(Hicret’in 8. senesi Zilhicce ayı)
Bu tarihte Peygamber Efendimizin oğlu İbrahim dünyaya geldi. Hz. Mâriye’den olan Hz. İbrahim, Peygamber Efendimizin en son evladı idi.[1]
Medine’nin yukarı tarafında, Avâli diye anılan kısımda annesine tahsis edilen bir hurma bahçesindeki evinde hayata gözlerini açan Hz. İbrahim’in doğum müjdesini, Peygamberimize, oğluna ebelik vazifesini yapan Selmâ Hâtun’un kocası Ebû Râfi getirdi. Bu mesut hadisenin müjdesinden fazlasıyla memnun olan Peygamberimiz, Ebû Râfi’e de bu ismi şöyle açıkladı:
“Ona, ceddim İbrahim’in ismini koydum!”[2]

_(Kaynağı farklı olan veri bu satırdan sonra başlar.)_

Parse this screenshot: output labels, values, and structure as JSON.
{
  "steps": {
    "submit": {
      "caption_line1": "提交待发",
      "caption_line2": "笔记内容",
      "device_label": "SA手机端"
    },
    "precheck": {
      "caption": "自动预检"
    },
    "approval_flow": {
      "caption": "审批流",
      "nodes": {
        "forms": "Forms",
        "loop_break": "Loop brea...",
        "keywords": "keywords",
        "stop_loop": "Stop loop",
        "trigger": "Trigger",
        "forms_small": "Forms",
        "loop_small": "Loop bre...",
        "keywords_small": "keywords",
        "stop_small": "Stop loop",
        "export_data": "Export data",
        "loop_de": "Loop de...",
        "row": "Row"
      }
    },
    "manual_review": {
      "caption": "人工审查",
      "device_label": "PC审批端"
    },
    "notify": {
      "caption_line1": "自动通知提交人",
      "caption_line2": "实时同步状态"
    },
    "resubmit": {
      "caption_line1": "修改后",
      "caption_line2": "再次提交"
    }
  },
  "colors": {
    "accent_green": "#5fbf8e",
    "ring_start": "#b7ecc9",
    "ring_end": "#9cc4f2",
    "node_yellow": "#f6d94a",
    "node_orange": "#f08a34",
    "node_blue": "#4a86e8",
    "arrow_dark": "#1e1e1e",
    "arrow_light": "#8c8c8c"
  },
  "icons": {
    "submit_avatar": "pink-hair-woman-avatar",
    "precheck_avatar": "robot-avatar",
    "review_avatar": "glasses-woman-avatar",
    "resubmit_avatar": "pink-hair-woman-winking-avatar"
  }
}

Hz. İbrahim’in Sütanneye Verilmesi
Emzikli ensar kadınları, Hz. Resûlullah’ın evladını emzirme bahtiyarlığına ermek için adeta birbirleriyle yarış eder gibiydiler. Sonunda, Resûl-i Ekrem Efendimiz, nurtopu evladını Ümmü Bürde Havle bint-i Münzir’e emzirmek üzere teslim etti.[3]Bu vazifeyi üzerine almasından dolayı da Ümmü Bürde Havle’ye bir hurmalık tahsis etti. Hz. İbrahim, vefatına kadar, süt annesi Ümmü Bürde Havle’nin yanında kaldı.

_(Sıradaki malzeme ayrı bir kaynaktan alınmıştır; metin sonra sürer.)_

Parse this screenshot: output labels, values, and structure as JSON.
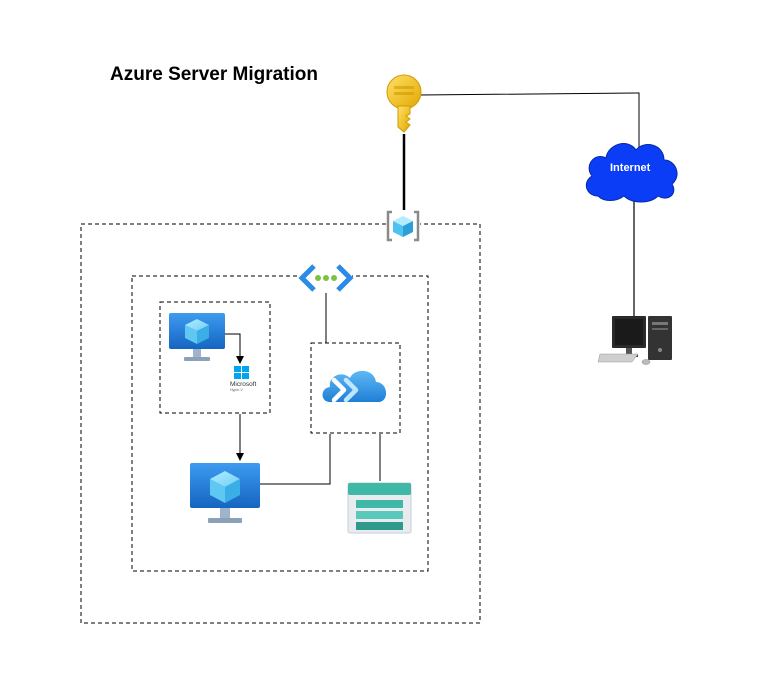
{
  "diagram": {
    "title": "Azure Server Migration",
    "internet_label": "Internet",
    "hyperv_label": "Microsoft",
    "hyperv_sublabel": "Hyper-V",
    "icons": {
      "key": "key-icon",
      "resource_group": "resource-group-icon",
      "virtual_network": "virtual-network-icon",
      "source_vm": "virtual-machine-icon",
      "hyperv": "windows-hyperv-icon",
      "migrate": "azure-migrate-icon",
      "target_vm": "virtual-machine-icon",
      "storage": "storage-account-icon",
      "internet": "cloud-icon",
      "workstation": "desktop-computer-icon"
    },
    "colors": {
      "key": "#F5C518",
      "cloud": "#0A3DF5",
      "azure_blue": "#1E88E5",
      "storage_teal": "#3FB8A8"
    }
  }
}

Peygamber Efendimiz, mübarek evladı Hz. İbrahim’i sık sık ziyarete gider, şefkat ve merhametini izhar ederek, başını okşar, bağrına basardı.

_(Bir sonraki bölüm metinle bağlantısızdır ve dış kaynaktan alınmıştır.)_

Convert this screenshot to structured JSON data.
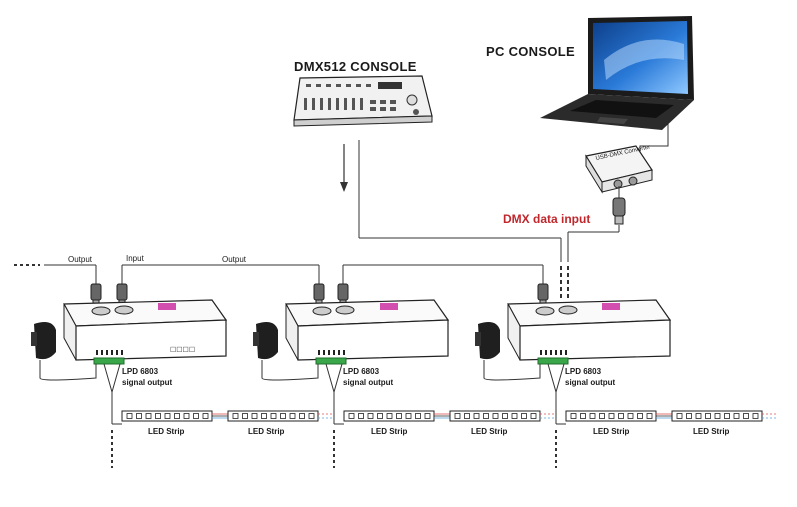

Peygamber Efendimizin hizmetkârı Enes b. Mâlik (r.a.), ilgili bir hatırasını şöyle anlatır:
“Ben, ev halkına Resûl-i Ekrem’den (a.s.m.) daha şefkatli, daha merhametli davranan kimse hayatımda görmedim!
“İbrahim, Medine’nin Avâli kısmında süt annesinin yanında bulunurken, Peygamberimiz onu görmeye gider, biz de beraberinde bulunurduk.
“İbrahim’in süt babası (Ebû Seyf Bera b. Evs) demirci idi. Evinin her tarafı dumanlanmışken, Resûlullah içeri girer, oğlunu alır, öper, sonra dönerdi.
“Yine bir gün Resûlullah onu görmek için yola çıkmıştı. Ben de kendisini takip ediyordum. Evine vardığımızda, Ebû Seyf körüğüne asılıp duruyordu. Evin içi dumana bürünmüştü. Hemen önden koştum; ona ‘Körüğünü durdur! Resûlullah (a.s.m.) geldi’ dedim. O da körüğünü durdurdu.
“Resûlullah, çocuğunu getirtti, bağrına bastı. Ona bazı sözler söyledi, onunla konuştu.”[4]
[1]İbn Sa’d, Tabakat, c. 1, s. 135; Taberî, c. 3, s. 139.
[3]Müslim, a.g.e., c. 4, s. 1808.
[4]Ahmed İbn Hanbel, Müsned, c. 4, s. 194; Müslim, a.g.e., c. 4, s. 1807.